Twin Peaks c’est l’Histoire, la légende. Du culte à gogo : du candide et iconique Dale Cooper à la manipulatrice Audrey Horne, en passant par Bob le démon et la Femme à la Bûche, Twin Peaks c’est une galerie de gueules, celles de Freakshow mais aussi des personnalités plus « humaines », qui pourraient sortir tout droit d’un Peyton Place. Car Twin Peaks touche tour à tour, et ce sans le moindre scrupule, la série policière, le fantastique, l’horreur, le soap, et parfois même la sitcom (sauf rires pré enregistrés), l’humour ayant une place prépondérante notamment grâce au génial Dale Cooper qui amène une naïveté enfantine contrastée par un esprit d’une intelligence remarquable, jamais en sommeil. On passe du rire, parfois saupoudré d’un léger malaise, aux larmes, sans vraie logique narrative, et pourtant ça marche. Audrey Horne rit come une folle ? Au passage suivant, elle se retrouvera en larmes, des larmes de tristesse. Ainsi va la vie à Twin Peaks.
Ce n’est donc clairement pas une série comme les autres, jetée sans réflexion ni travail de fond à des spectateurs avides de mystères et de rebondissements. Si le côté « série addictive impossible à lâcher » est probablement dû à la présence de l’écrivain Mark Frost (auteur notamment d’un excellent prequel de Sherlock Holmes), le reste est de David Lynch sans l’ombre d’un doute : des séquences oniriques, la salle en rouge, l’Homme qui venait d’un autre endroit, les actions parfois absurdes de certains personnages, les délires tristes d’un Leland Palmer, les visions de l’enquêteur et de Mme Palmer, et surtout les petits détails qui font les grandes œuvres, les thématiques fortes de son œuvre entière, Twin Peaks est l’achèvement des premiers films de Lynch, Eraserhead, Elephant Man et surtout Blue Velvet qui fut presque un laboratoire, un terrain d’essai à l’élaboration d’un produit fou, encore jamais vu sur petit écran.
Un exemple, très simple, est celui le motif du double, de l’apparence et de la symétrie, mis en exergue dans une scène où Audrey Horne et Donna Hayward se retrouvent dans les toilettes du lycée.
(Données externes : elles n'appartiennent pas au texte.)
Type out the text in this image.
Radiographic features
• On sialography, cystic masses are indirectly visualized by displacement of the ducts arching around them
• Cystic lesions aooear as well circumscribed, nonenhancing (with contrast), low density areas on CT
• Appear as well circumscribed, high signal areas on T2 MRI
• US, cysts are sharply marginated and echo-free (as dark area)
Qu’avons-nous là ? Deux adolescentes, brunes, coiffées similairement, chacune tenant dans la main un objet de même forme (un crayon de maquillage pour Donna, une cigarette pour Audrey), deux beautés se tenant devant un miroir qui renvoie donc une image tronquée d’elle-même (leur reflet physique, et non leur âme, celle que la Femme à la Bûche nous rappelle qu’elle se lit dans les yeux), Derrière elle les portes, identiques et blanches, des toilettes, le long desquelles ont distingue deux lignes rouges qui se rejoignent en son centre pour former un M, lettre parfaitement symétrique et symbolique : M pour Murder ? Pour Mystery ? On ne le saura jamais avec certitude, car là c’est à nous d’interpréter ; dès lors, Lynch a atteint son ambition : créer une série à la fois ludique, passionnante, mais travaillée, surchargée de symboles, toujours pour l’enrichir d’obsessions et d’une profondeur qu’il réserve d’habitude à ses propres films.
Ce qui relève du génial avec Twin Peaks, c’est cette propension, plus encore qu’à une simple mise en abyme, à l’auto-parodie, assumée et voulue, mais facilement acceptée par le spectateur, dans le sens où elle sert les évènements de la série, apportant un recul presqu’ironique sur eux. Cette auto-parodie c’est la récurrence, notamment, de Invitation to Love, une série archétypale au possible, raillant des feuilletons éternels comme Les Feux de l’Amour, et qui va se faire en quelque sorte le reflet des évènements de Twin Peaks. Un mari trompé est abattu par sa femme dans la réalité ? Un mari trompé est abattu dans Invitation to Love, non par sa femme mais par l’amant de celle-ci. En somme, une vision déformée de Twin Peaks, mais un peu comme pour nous rappeler que si la réalité et la fiction ne sauraient être totalement assimilées, elles se rejoignent souvent, notamment dans la tragédie. Ainsi Lynch et Frost, loin de porter un jugement de valeur sur les actes ou les pulsions de leurs personnages, un peu à la manière d’un Racine ou d’un Shakespeare, ils nous montrent ce que peut être la nature humaine quand elle est projetée hors de ses normes et de sa routine.
Twin Peaks c’est donc l’Histoire, la légende. Cette série relève du mythe. Tout e personne un tant soit peu intéressée par la télévision ou le cinéma connaît Twin Peaks, sans pour autant avoir vu la série ou le film. Juste parce que c’est Twin Peaks.